Therapeutics such as Taxol are indicated for first-line treatment of patients with triple-negative breast cancer (TNBC) and other types of breast cancer. While many patients experience good outcomes to this treatment, some patients are resistant to therapy or have an incomplete response, eventually relapsing after a period of remission. In addition, some patients develop toxicities or experience long-term, debilitating side effects. The BCRF research led by Drs. Horwitz and McDaid is focused on defining the fate of cancer cells that survive anti-cancer therapy, specifically investigating the causes of resistance to drugs like Taxol. They have synthesized novel molecules that work like Taxol but are more effective at killing breast cancer cells in laboratory models. They are investigating the therapeutic efficacy of these molecules with the long-term goal of developing potent, less toxic Taxol-like drugs for use in advanced disease.

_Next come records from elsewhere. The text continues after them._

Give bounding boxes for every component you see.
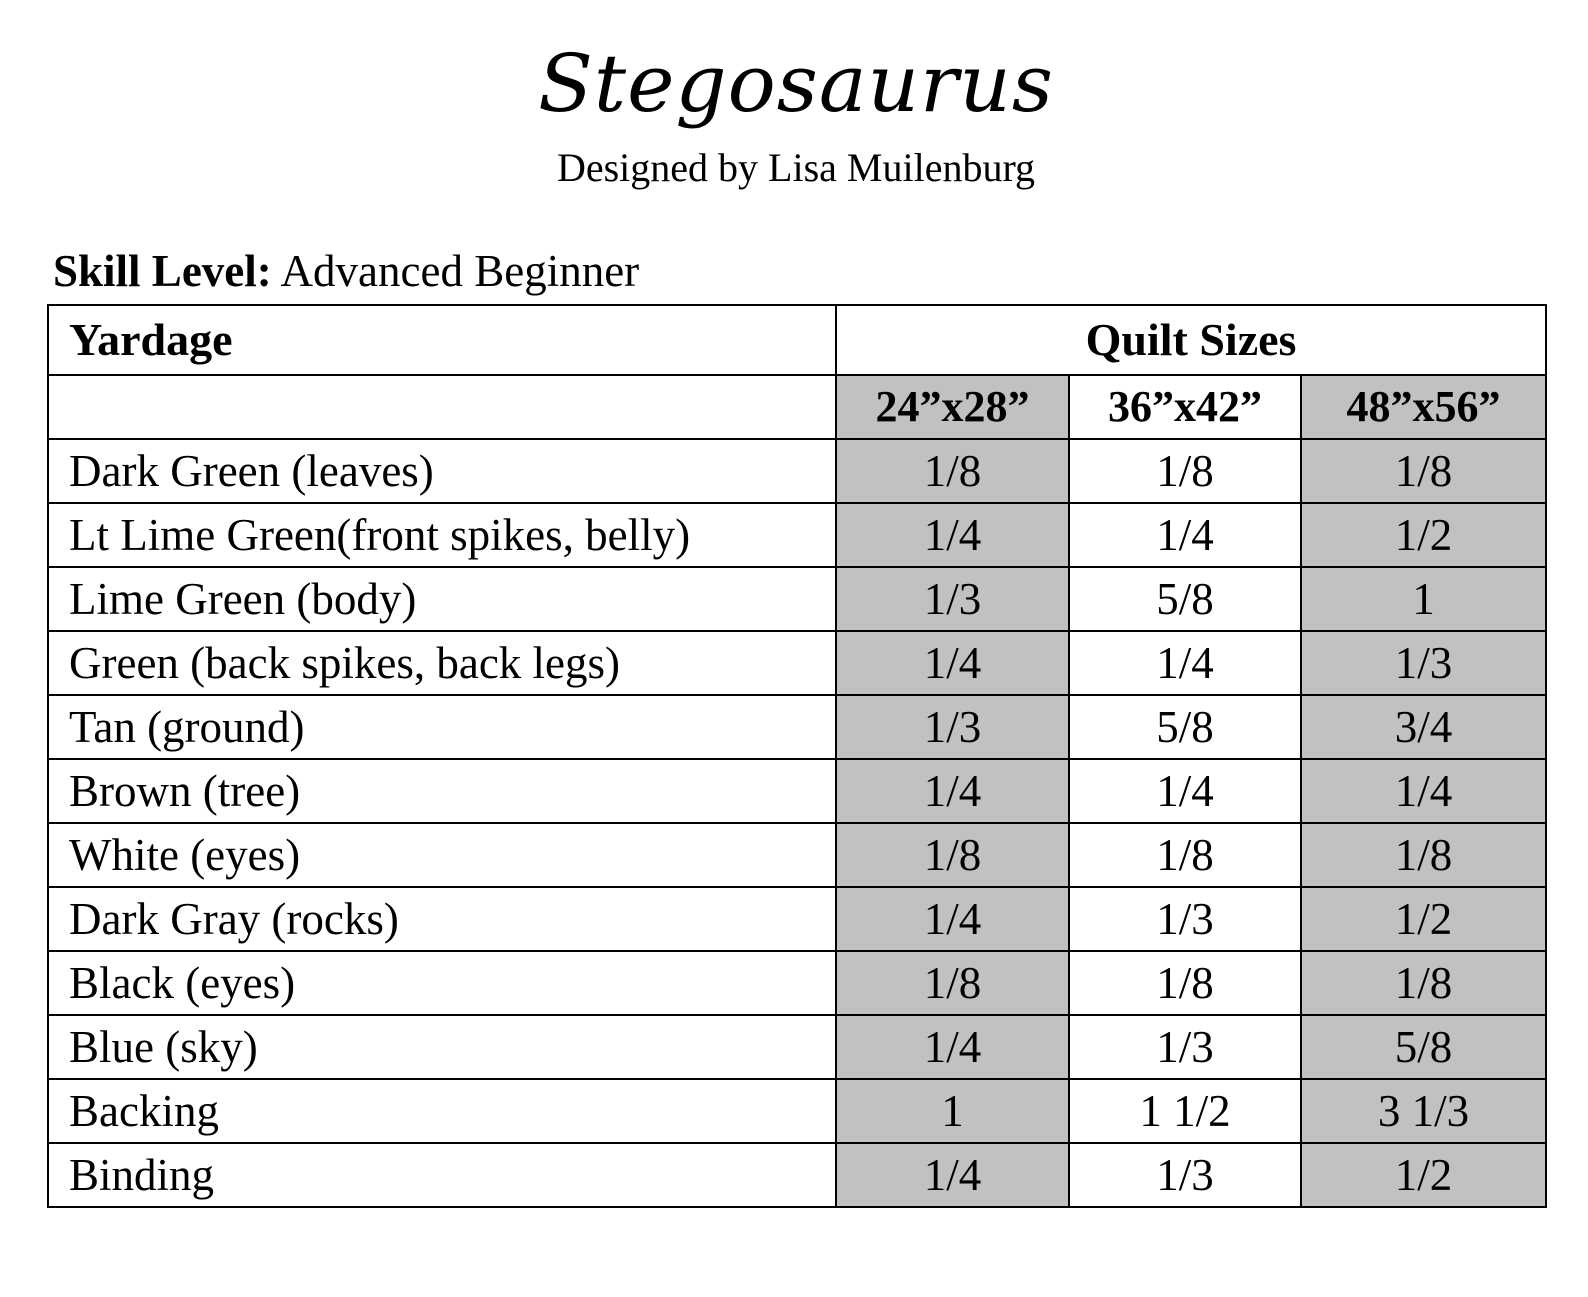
table-row: Lime Green (body) 1/3 5/8 1 (47, 566, 1548, 632)
yardage-value: 1/4 (835, 758, 1070, 824)
yardage-value: 5/8 (1299, 1014, 1548, 1080)
yardage-value: 1/4 (1068, 758, 1302, 824)
yardage-value: 1/8 (1299, 822, 1548, 888)
table-row: Blue (sky) 1/4 1/3 5/8 (47, 1014, 1548, 1080)
size-header-row: 24”x28” 36”x42” 48”x56” (47, 374, 1548, 440)
yardage-value: 1/4 (835, 630, 1070, 696)
yardage-value: 3 1/3 (1299, 1078, 1548, 1144)
yardage-value: 1/8 (835, 822, 1070, 888)
fabric-label: Brown (tree) (47, 758, 837, 824)
table-row: Backing 1 1 1/2 3 1/3 (47, 1078, 1548, 1144)
pattern-title: Stegosaurus (538, 37, 1054, 130)
skill-level-line: Skill Level: Advanced Beginner (53, 244, 1545, 298)
yardage-value: 1/3 (1068, 886, 1302, 952)
yardage-value: 1/3 (835, 566, 1070, 632)
yardage-value: 3/4 (1299, 694, 1548, 760)
table-row: Dark Green (leaves) 1/8 1/8 1/8 (47, 438, 1548, 504)
yardage-value: 1/3 (1068, 1142, 1302, 1208)
yardage-value: 1 (1299, 566, 1548, 632)
document-page: Stegosaurus Designed by Lisa Muilenburg … (47, 37, 1548, 1208)
table-row: Binding 1/4 1/3 1/2 (47, 1142, 1548, 1208)
yardage-value: 1/8 (1068, 950, 1302, 1016)
designer-credit: Designed by Lisa Muilenburg (556, 145, 1036, 190)
fabric-label: Binding (47, 1142, 837, 1208)
yardage-value: 1/3 (835, 694, 1070, 760)
fabric-label: Lime Green (body) (47, 566, 837, 632)
skill-level-label: Skill Level: (53, 246, 272, 296)
yardage-value: 1/4 (1068, 630, 1302, 696)
yardage-value: 1/4 (835, 502, 1070, 568)
yardage-value: 5/8 (1068, 566, 1302, 632)
size-header-48x56: 48”x56” (1299, 374, 1548, 440)
table-row: Green (back spikes, back legs) 1/4 1/4 1/3 (47, 630, 1548, 696)
yardage-value: 1/4 (1299, 758, 1548, 824)
fabric-label: Backing (47, 1078, 837, 1144)
size-header-36x42: 36”x42” (1068, 374, 1302, 440)
table-title-row: Yardage Quilt Sizes (47, 304, 1548, 376)
yardage-value: 1/4 (835, 886, 1070, 952)
fabric-label: White (eyes) (47, 822, 837, 888)
size-header-24x28: 24”x28” (835, 374, 1070, 440)
fabric-label: Lt Lime Green(front spikes, belly) (47, 502, 837, 568)
yardage-value: 1/8 (835, 438, 1070, 504)
fabric-label: Blue (sky) (47, 1014, 837, 1080)
table-row: Brown (tree) 1/4 1/4 1/4 (47, 758, 1548, 824)
fabric-label: Dark Gray (rocks) (47, 886, 837, 952)
yardage-value: 1/2 (1299, 886, 1548, 952)
yardage-value: 1/4 (835, 1014, 1070, 1080)
fabric-label: Green (back spikes, back legs) (47, 630, 837, 696)
yardage-value: 1 1/2 (1068, 1078, 1302, 1144)
table-row: Dark Gray (rocks) 1/4 1/3 1/2 (47, 886, 1548, 952)
yardage-value: 1/2 (1299, 1142, 1548, 1208)
yardage-value: 1/8 (1299, 438, 1548, 504)
quilt-sizes-header: Quilt Sizes (834, 304, 1548, 376)
fabric-label: Tan (ground) (47, 694, 837, 760)
yardage-value: 1/8 (835, 950, 1070, 1016)
yardage-table-body: Dark Green (leaves) 1/8 1/8 1/8 Lt Lime Gree… (47, 438, 1548, 1208)
yardage-value: 1/8 (1299, 950, 1548, 1016)
empty-corner-cell (47, 374, 837, 440)
yardage-value: 5/8 (1068, 694, 1302, 760)
skill-level-value: Advanced Beginner (271, 246, 640, 296)
yardage-value: 1/4 (1068, 502, 1302, 568)
table-row: Tan (ground) 1/3 5/8 3/4 (47, 694, 1548, 760)
yardage-value: 1 (835, 1078, 1070, 1144)
table-row: Lt Lime Green(front spikes, belly) 1/4 1/4… (47, 502, 1548, 568)
yardage-column-header: Yardage (47, 304, 837, 376)
yardage-value: 1/8 (1068, 822, 1302, 888)
table-row: Black (eyes) 1/8 1/8 1/8 (47, 950, 1548, 1016)
table-row: White (eyes) 1/8 1/8 1/8 (47, 822, 1548, 888)
yardage-value: 1/3 (1068, 1014, 1302, 1080)
yardage-value: 1/2 (1299, 502, 1548, 568)
yardage-value: 1/3 (1299, 630, 1548, 696)
fabric-label: Black (eyes) (47, 950, 837, 1016)
yardage-value: 1/8 (1068, 438, 1302, 504)
fabric-label: Dark Green (leaves) (47, 438, 837, 504)
yardage-value: 1/4 (835, 1142, 1070, 1208)
yardage-table: Yardage Quilt Sizes 24”x28” 36”x42” 48”x… (47, 304, 1548, 1208)
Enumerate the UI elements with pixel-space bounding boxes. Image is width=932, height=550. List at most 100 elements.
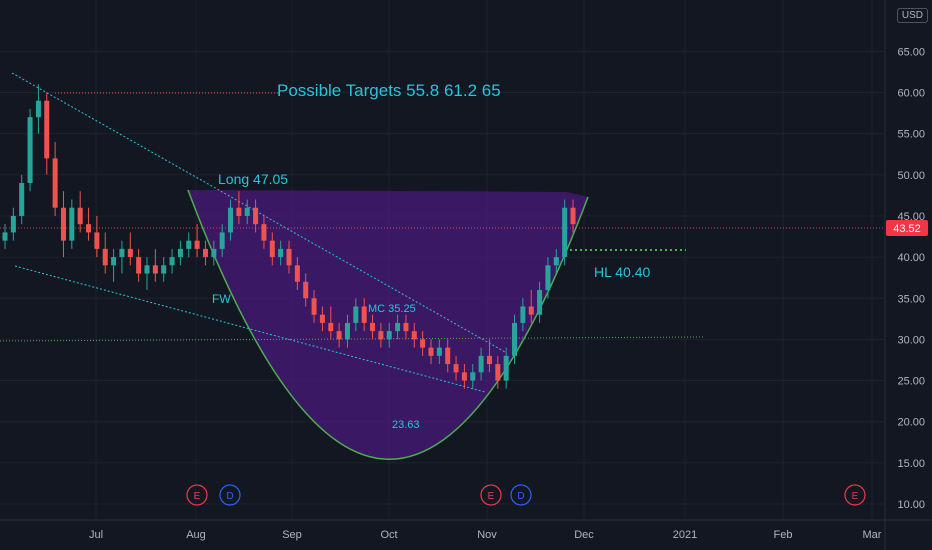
price-tick-label: 10.00 (897, 499, 925, 511)
candle-body (94, 232, 100, 249)
price-axis[interactable]: 10.00 15.00 20.00 25.00 30.00 35.00 40.00 45.00… (897, 46, 925, 511)
candle-body (294, 265, 300, 282)
dividend-marker[interactable]: D (219, 484, 241, 506)
candle-body (211, 248, 217, 258)
candle-body (353, 306, 359, 323)
event-marker-label: E (852, 491, 859, 502)
time-tick-label: Oct (380, 529, 397, 541)
mc-level-line (0, 336, 704, 342)
svg-text:43.52: 43.52 (893, 223, 921, 235)
candle-body (319, 314, 325, 323)
candle-body (378, 331, 384, 340)
event-marker-label: E (194, 491, 201, 502)
candle-body (303, 281, 309, 299)
price-tick-label: 50.00 (897, 170, 925, 182)
candle-body (278, 248, 284, 258)
candle-body (528, 306, 534, 315)
candle-body (261, 224, 267, 241)
candle-body (478, 355, 484, 373)
candle-body (562, 207, 568, 258)
candle-body (2, 232, 8, 241)
targets-annotation: Possible Targets 55.8 61.2 65 (277, 81, 501, 100)
candle-body (177, 248, 183, 258)
candle-body (344, 322, 350, 340)
cup-curve (187, 189, 589, 460)
candle-body (428, 347, 434, 356)
time-tick-label: Dec (574, 529, 594, 541)
candle-body (19, 183, 25, 216)
candle-body (194, 240, 200, 249)
candle-body (169, 257, 175, 266)
candle-body (453, 364, 459, 373)
candle-body (570, 207, 576, 225)
candle-body (253, 207, 259, 225)
candle-body (537, 290, 543, 315)
fw-annotation: FW (212, 292, 231, 306)
candle-body (236, 207, 242, 216)
last-price-label: 43.52 (886, 220, 928, 236)
earnings-marker[interactable]: E (186, 484, 208, 506)
candle-body (495, 364, 501, 381)
candle-body (553, 257, 559, 266)
candle-body (336, 331, 342, 340)
candle-body (86, 224, 92, 233)
bottom-annotation: 23.63 (392, 419, 420, 431)
time-tick-label: Sep (282, 529, 302, 541)
candle-body (545, 265, 551, 291)
candle-body (486, 355, 492, 365)
candle-body (269, 240, 275, 258)
time-tick-label: Mar (863, 529, 882, 541)
lower-trendline (14, 265, 486, 393)
candle-body (244, 207, 250, 216)
dividend-marker[interactable]: D (510, 484, 532, 506)
long-annotation: Long 47.05 (218, 171, 288, 187)
upper-trendline (11, 72, 506, 353)
candle-body (10, 215, 16, 233)
candle-body (436, 347, 442, 356)
price-tick-label: 55.00 (897, 129, 925, 141)
candle-body (403, 322, 409, 332)
candle-body (136, 257, 142, 274)
event-marker-label: D (226, 491, 233, 502)
earnings-marker[interactable]: E (844, 484, 866, 506)
time-tick-label: Feb (774, 529, 793, 541)
candle-body (111, 257, 117, 266)
candle-body (152, 265, 158, 274)
candle-body (228, 207, 234, 233)
price-tick-label: 45.00 (897, 211, 925, 223)
candle-body (461, 372, 467, 381)
event-marker-label: E (488, 491, 495, 502)
candle-body (512, 322, 518, 356)
event-marker-label: D (517, 491, 524, 502)
hl-annotation: HL 40.40 (594, 264, 651, 280)
candle-body (77, 207, 83, 225)
candle-body (52, 158, 58, 208)
candle-body (470, 372, 476, 381)
candle-body (411, 331, 417, 340)
candle-body (395, 322, 401, 332)
candle-body (445, 347, 451, 365)
candle-body (60, 207, 66, 241)
earnings-marker[interactable]: E (480, 484, 502, 506)
price-tick-label: 25.00 (897, 376, 925, 388)
time-axis[interactable]: Jul Aug Sep Oct Nov Dec 2021 Feb Mar (89, 529, 882, 541)
price-tick-label: 15.00 (897, 458, 925, 470)
time-tick-label: 2021 (673, 529, 697, 541)
candle-body (361, 306, 367, 323)
candle-body (286, 248, 292, 266)
currency-badge[interactable]: USD (896, 8, 928, 23)
candle-body (102, 248, 108, 266)
candle-body (503, 355, 509, 381)
candle-body (44, 100, 50, 159)
cup-pattern (188, 190, 588, 460)
candle-body (219, 232, 225, 249)
price-tick-label: 35.00 (897, 293, 925, 305)
candle-body (370, 322, 376, 332)
candle-body (27, 117, 33, 184)
candle-body (420, 339, 426, 348)
price-tick-label: 40.00 (897, 252, 925, 264)
candle-body (202, 248, 208, 258)
price-tick-label: 20.00 (897, 417, 925, 429)
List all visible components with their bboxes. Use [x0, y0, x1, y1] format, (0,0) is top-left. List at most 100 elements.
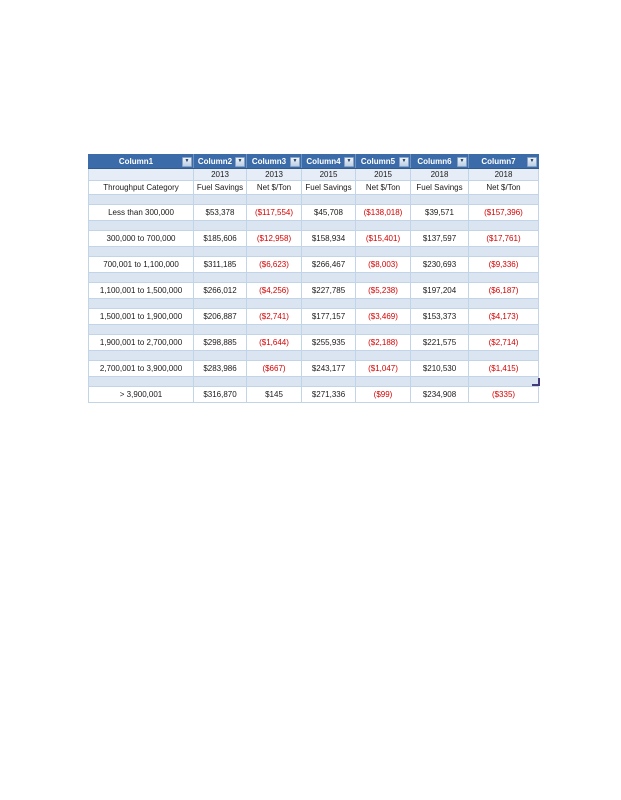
spacer-cell[interactable]	[193, 272, 247, 283]
category-cell[interactable]: 1,900,001 to 2,700,000	[88, 334, 194, 351]
spacer-cell[interactable]	[410, 220, 469, 231]
spacer-cell[interactable]	[88, 194, 194, 205]
value-cell[interactable]: ($17,761)	[468, 230, 539, 247]
value-cell[interactable]: $311,185	[193, 256, 247, 273]
spacer-cell[interactable]	[468, 298, 539, 309]
spacer-cell[interactable]	[193, 350, 247, 361]
value-cell[interactable]: ($1,415)	[468, 360, 539, 377]
year-cell[interactable]: 2018	[468, 168, 539, 181]
value-cell[interactable]: ($2,714)	[468, 334, 539, 351]
value-cell[interactable]: $266,467	[301, 256, 356, 273]
spacer-cell[interactable]	[246, 220, 302, 231]
value-cell[interactable]: ($8,003)	[355, 256, 411, 273]
category-cell[interactable]: 300,000 to 700,000	[88, 230, 194, 247]
spacer-cell[interactable]	[88, 376, 194, 387]
spacer-cell[interactable]	[410, 246, 469, 257]
value-cell[interactable]: $153,373	[410, 308, 469, 325]
subheader-cell[interactable]: Net $/Ton	[355, 180, 411, 195]
spacer-cell[interactable]	[88, 246, 194, 257]
category-cell[interactable]: 2,700,001 to 3,900,000	[88, 360, 194, 377]
value-cell[interactable]: ($12,958)	[246, 230, 302, 247]
spacer-cell[interactable]	[355, 376, 411, 387]
spacer-cell[interactable]	[193, 220, 247, 231]
spacer-cell[interactable]	[301, 220, 356, 231]
spacer-cell[interactable]	[246, 324, 302, 335]
year-cell[interactable]	[88, 168, 194, 181]
value-cell[interactable]: ($157,396)	[468, 204, 539, 221]
value-cell[interactable]: $158,934	[301, 230, 356, 247]
value-cell[interactable]: $283,986	[193, 360, 247, 377]
spacer-cell[interactable]	[246, 350, 302, 361]
spacer-cell[interactable]	[88, 298, 194, 309]
column-header-column1[interactable]: Column1 ▼	[88, 154, 194, 169]
subheader-cell[interactable]: Throughput Category	[88, 180, 194, 195]
value-cell[interactable]: $177,157	[301, 308, 356, 325]
value-cell[interactable]: $271,336	[301, 386, 356, 403]
column-header-column6[interactable]: Column6 ▼	[410, 154, 469, 169]
subheader-cell[interactable]: Fuel Savings	[410, 180, 469, 195]
value-cell[interactable]: ($99)	[355, 386, 411, 403]
column-header-column5[interactable]: Column5 ▼	[355, 154, 411, 169]
spacer-cell[interactable]	[301, 246, 356, 257]
spacer-cell[interactable]	[355, 246, 411, 257]
value-cell[interactable]: $316,870	[193, 386, 247, 403]
filter-dropdown-button[interactable]: ▼	[457, 156, 467, 167]
category-cell[interactable]: > 3,900,001	[88, 386, 194, 403]
year-cell[interactable]: 2018	[410, 168, 469, 181]
spacer-cell[interactable]	[410, 272, 469, 283]
spacer-cell[interactable]	[246, 376, 302, 387]
spacer-cell[interactable]	[355, 350, 411, 361]
subheader-cell[interactable]: Fuel Savings	[193, 180, 247, 195]
value-cell[interactable]: ($335)	[468, 386, 539, 403]
category-cell[interactable]: 1,500,001 to 1,900,000	[88, 308, 194, 325]
value-cell[interactable]: ($138,018)	[355, 204, 411, 221]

One of the synthesized drugs has shown promising anti-tumor efficacy and a low toxicity profile and they are now evaluating its mechanism of action. In other studies, they are examining cellular senescence—an underlying cause of relapse after chemotherapy. They showed that while senescent cancer cells are damaged and do not divide, they do produce inflammatory proteins that can promote the growth of neighboring non-damaged tumor cells thereby leading to treatment resistance, recurrence, or metastasis.
The team will continue investigating potential drug candidates for treatment of TNBC that both strongly induce tumor cell death and have a low risk of inducing cellular dormancy. In addition, they will delineate the molecular signatures of senescence that can be exploited to develop new drugs to eradicate these tumor cells.
Dr. Susan Band Horwitz is a Distinguished University Professor at the Albert Einstein College of Medicine. She grew up in Boston and after graduating from Bryn Mawr College, received her PhD in Biochemistry from Brandeis University.
Dr. Horwitz has had a continuing interest in natural products as a source of new drugs for the treatment of cancer. Her laboratory discovered Taxol— a drug isolated from the yew plant, Taxus brevifolia—which has been a major focus of their work and, today, is given to over a million patients. Dr. Horwitz' research played an important role in encouraging the development of Taxol by the National Cancer Institute.
Dr. Horwitz and her collaborators demonstrated that the effects of Taxol were due to a novel interaction between the drug and microtubules—this work identified Taxol as a prototype of a new class of anti-tumor drugs. Dr. Horwitz also has made significant contributions to our understanding of the molecular mechanisms underlying Taxol resistance in tumor cells.